Grau de Endividamento x Novos Horizontes de preços de matéria prima
*Por Manoel Pereira de Queiroz
Após muitos anos sem uma perspectiva
promissora, o setor sucroenergético brasileiro experimentou, a partir da safra
19/20, uma sequência de três bons anos, ao menos em termos de preço. Após um
crescimento real da ordem de 14% na safra 18/19, a dívida total do setor se
manteve estável em 19/20 e caiu cerca de 22% em 20/21. Os balanços da safra
21/22 estão saindo do forno, mas devem apresentar resultados bastante
heterogêneos entre as empresas, em função da quebra de safra de cada unidade
produtora e da política de hedge adotada por cada grupo econômico.
Em relação à quebra de safra, enquanto
os dados da Unica mostram uma queda de 14,69% (em ATR), temos observado
unidades com apenas 5%, enquanto outras chegam a apresentar perdas de até 30%.

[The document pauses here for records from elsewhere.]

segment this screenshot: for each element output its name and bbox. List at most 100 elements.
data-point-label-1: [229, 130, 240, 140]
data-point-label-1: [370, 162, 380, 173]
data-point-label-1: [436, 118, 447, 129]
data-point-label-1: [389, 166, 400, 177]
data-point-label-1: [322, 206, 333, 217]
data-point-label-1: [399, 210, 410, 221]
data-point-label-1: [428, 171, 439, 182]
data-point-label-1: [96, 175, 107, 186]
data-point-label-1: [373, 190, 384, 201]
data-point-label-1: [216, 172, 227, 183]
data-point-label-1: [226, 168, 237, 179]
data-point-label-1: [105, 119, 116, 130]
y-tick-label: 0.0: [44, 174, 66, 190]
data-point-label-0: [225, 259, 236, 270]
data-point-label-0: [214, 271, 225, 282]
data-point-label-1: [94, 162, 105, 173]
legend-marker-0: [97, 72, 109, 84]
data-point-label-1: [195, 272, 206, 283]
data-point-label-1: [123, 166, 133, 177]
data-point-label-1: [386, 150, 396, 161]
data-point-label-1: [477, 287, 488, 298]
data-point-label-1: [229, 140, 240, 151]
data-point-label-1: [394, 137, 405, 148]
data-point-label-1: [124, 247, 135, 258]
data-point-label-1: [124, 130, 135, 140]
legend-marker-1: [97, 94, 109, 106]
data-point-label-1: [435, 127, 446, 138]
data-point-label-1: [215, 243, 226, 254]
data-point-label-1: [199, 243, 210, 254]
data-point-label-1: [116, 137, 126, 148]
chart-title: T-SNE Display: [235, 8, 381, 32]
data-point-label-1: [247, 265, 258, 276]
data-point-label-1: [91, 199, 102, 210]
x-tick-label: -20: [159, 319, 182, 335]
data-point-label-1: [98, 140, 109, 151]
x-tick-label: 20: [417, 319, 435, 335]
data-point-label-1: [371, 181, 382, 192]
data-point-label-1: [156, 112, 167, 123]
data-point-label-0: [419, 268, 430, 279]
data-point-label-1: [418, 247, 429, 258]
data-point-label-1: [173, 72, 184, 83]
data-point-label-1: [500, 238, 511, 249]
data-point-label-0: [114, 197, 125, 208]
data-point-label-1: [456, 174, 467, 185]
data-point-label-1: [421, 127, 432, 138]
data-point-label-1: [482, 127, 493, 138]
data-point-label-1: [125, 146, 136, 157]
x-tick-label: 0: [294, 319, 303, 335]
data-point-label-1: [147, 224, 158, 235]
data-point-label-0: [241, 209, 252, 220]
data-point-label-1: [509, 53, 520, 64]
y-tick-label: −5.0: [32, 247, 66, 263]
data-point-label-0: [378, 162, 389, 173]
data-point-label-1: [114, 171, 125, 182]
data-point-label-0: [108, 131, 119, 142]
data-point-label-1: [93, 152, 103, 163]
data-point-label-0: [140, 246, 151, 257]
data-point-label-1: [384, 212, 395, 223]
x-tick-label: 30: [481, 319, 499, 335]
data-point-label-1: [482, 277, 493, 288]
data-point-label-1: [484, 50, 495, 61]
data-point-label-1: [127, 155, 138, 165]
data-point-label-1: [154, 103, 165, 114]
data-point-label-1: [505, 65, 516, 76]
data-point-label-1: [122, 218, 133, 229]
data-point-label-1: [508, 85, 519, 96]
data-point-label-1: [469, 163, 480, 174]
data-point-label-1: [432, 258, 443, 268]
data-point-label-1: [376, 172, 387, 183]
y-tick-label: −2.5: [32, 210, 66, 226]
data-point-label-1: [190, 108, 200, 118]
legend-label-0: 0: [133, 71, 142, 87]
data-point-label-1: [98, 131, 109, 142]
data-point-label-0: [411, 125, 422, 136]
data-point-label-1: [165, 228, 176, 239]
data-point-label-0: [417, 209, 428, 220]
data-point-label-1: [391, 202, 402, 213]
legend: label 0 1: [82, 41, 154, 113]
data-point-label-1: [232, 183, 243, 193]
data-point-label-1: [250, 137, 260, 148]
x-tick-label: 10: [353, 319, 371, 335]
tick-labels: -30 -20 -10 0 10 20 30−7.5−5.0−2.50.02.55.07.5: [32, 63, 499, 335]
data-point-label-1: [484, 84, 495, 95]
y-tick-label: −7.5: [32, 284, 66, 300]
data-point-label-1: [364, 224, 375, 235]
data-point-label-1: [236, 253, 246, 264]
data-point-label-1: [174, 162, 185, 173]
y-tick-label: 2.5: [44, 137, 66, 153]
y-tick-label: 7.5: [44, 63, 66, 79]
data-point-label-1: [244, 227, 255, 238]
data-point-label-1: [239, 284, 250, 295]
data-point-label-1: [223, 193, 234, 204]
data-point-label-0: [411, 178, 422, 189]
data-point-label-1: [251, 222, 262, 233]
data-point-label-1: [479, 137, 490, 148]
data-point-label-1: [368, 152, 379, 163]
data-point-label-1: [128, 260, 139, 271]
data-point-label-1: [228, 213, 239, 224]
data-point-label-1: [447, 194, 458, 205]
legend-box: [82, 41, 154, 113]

Já no que diz respeito ao hedge, muitas empresas travaram, antecipadamente,
seus preços de açúcar em cerca de R$ 1.500,00 por tonelada, mas o preço chegou
a bater acima de R$ 2.000,00, beneficiando as empresas que não se haviam
protegido.
Nesse caso, diga-se, pura sorte de quem
não fez o que deveria ter sido feito. Isso tudo posto, considerando o aumento
de custos dos insumos, que já teve impactos nessa última safra, e o aumento da
Selic, a partir de meados de 2021, torna bastante desafiador estimarmos o nível
de dívida das empresas e do setor como um todo no atual momento, sem termos
acesso aos balanços fechados da safra.
Se já é difícil estabelecermos o
presente, pior ainda é traçarmos cenários futuros. Apenas para citar alguns
exemplos, cloreto de potássio saiu de 400 dólares por tonelada, no início de
2021, para cerca de 1.200 hoje; ureia, de 350 dólares para próximo de 900; e
superfosfato triplo, de 450 para 800 dólares a tonelada. Isso tudo sem contar o
preço do óleo diesel, que acumula mais de 55% de aumento desde o início da
última safra. Ou seja, o cenário será desafiador, embora a perspectiva seja de
preços firmes de açúcar e etanol.
Por outro lado, como tenho insistido há
vários anos, o setor é muito heterogêneo em vários aspectos. Apenas para se ter
uma ideia, em um levantamento com 162 unidades produtoras, o CTC encontrou
resultados de produtividade (safra 20/21) que vão de 16,19 toneladas de ATR por
hectare até 4,01. Do ponto de vista financeiro, alguns grupos possuem dívida
líquida menor que 50 reais por tonelada, enquanto outros superam os 250. Um
cenário desafiador, seja de clima, seja de preço ou de custo, afetará
diferentemente cada uma das usinas. Usando um exemplo do passado, após o
período de congelamento de preços da gasolina em meados da última década,
várias usinas se tornaram insolventes, algumas sendo inclusive forçadas a pedir
recuperação judicial, enquanto outras, além de passarem incólumes, aumentaram
sua moagem incorporando canavial delas. É, portanto, mais importante fazer
primeiro a lição de casa, independentemente da adversidade do momento.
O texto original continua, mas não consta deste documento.